The EDO has described the case on its website as a “world-first, test case in relation to the viability of carbon capture and storage, and the environmental impacts of blue hydrogen, increasingly touted as a key element in gas companies’ pathways toward net zero emissions.” Whilst the proceeding is still at an early stage, corporate Australia will likely be following it closely given its potential to be ground-breaking in more than one sphere.
The ACCR has notably retained Noel Hutley SC, lead counsel in Sharma and the leading author of an opinion commissioned by the Centre for Policy Development’s on “Climate Change and Directors’ Duties”. Mr Hutley SC expressed in 2016 the view that “it is likely to be only a matter of time before we see litigation against a director who has failed to perceive, disclose or take steps in relation to a foreseeable climate-related risk that can be demonstrated to have caused harm to a company.” Given the progress of climate change litigation in 2021, that time would seem to be looming.
For further information about greenwashing and disclosures concerning net zero commitments, please see our article: "Net zero commitments": the latest minefield for directors.
Abrahams v Commonwealth Bank of Australia
In another case reinforcing the importance of climate risk disclosure for companies and the potential exposure of directors, the Federal Court has recently ordered the Commonwealth Bank of Australia (CBA) to release documents regarding its decision to finance seven oil and gas projects. Relying on the Corporations Act, Guy and Kim Abrahams as trustees for the Abrahams Family Trust (Abrahams), and as long-term shareholders of CBA, applied for access to the documents on the basis that CBA’s involvement in such projects could infringe its own environmental and social policies. In particular, Abrahams requested the documents to determine whether CBA understood the requisite assessment of the environmental, social and economic impacts of the projects, and whether the projects are consistent with the goals of the Paris Agreement.
The above cases demonstrate the clear direction in which climate litigation is heading and serve as a timely reminder that companies must be proactive in their climate targets and policies, rather than reactive to court mandated obligations. Upon a decision being made in ACCR v Santos, corporate Australia might expect an increasing number of cases in relation to inadequate climate risk disclosure, which may sound in claims of misleading or deceptive conduct as part of shareholder class actions, and directors will no doubt be in the cross-hairs next.

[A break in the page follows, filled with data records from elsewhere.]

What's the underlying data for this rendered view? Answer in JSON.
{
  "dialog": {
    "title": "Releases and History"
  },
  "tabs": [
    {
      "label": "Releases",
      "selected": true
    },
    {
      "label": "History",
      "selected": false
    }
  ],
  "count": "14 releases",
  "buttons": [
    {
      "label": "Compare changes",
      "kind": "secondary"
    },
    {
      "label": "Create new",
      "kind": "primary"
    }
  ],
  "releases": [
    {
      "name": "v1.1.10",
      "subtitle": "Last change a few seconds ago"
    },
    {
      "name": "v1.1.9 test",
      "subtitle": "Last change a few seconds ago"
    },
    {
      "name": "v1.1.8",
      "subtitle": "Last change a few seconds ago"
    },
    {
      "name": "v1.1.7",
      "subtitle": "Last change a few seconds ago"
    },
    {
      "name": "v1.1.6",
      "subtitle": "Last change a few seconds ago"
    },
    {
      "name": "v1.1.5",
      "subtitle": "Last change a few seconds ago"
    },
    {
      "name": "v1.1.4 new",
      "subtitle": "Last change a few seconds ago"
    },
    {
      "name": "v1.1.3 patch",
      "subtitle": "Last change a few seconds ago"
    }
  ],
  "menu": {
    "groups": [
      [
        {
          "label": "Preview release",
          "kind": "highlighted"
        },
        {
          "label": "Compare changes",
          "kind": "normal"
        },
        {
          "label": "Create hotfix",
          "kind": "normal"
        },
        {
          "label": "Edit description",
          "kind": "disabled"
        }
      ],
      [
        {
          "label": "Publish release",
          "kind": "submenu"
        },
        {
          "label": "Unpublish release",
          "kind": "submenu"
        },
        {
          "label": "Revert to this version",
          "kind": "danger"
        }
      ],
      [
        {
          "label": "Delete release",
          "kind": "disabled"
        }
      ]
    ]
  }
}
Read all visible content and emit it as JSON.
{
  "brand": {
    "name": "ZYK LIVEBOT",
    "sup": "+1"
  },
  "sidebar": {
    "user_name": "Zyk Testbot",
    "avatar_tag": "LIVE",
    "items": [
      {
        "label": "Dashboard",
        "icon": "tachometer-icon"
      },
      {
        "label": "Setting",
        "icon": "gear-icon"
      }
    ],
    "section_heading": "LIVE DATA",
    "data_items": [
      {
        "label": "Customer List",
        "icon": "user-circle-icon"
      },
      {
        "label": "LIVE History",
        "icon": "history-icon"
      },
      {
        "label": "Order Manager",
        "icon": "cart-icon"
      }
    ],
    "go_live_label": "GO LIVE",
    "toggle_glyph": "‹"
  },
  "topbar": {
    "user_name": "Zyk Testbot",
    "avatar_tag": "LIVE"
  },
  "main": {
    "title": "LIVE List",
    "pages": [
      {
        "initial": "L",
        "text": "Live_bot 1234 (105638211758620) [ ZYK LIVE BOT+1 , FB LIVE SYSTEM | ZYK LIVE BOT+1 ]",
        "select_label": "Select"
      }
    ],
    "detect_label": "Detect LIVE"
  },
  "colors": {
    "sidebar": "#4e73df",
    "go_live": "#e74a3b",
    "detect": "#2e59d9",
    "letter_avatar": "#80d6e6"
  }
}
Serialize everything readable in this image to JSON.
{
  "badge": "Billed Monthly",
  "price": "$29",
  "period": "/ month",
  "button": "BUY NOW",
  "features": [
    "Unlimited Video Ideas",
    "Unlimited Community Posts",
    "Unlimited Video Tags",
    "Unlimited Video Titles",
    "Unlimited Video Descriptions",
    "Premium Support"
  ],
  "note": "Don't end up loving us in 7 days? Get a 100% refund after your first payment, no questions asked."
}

Whilst 2021 has seen it established that government bodies can owe a duty of care to prevent harm arising from climate change, it may be some way off before we see this manifest in a successful claim against a corporate for breach of a duty – there remains a question as to whether the science is currently capable of attributing a specific climate change harm to an individual source of emissions. That is, it is difficult to quantify the impact caused by a single company’s emissions. But whether or not those claims will ultimately be successful might be beside the point – companies will unlikely relish their time in the spotlight on the receiving end of a claim brought against them for perceived inadequacies in their approach to climate change.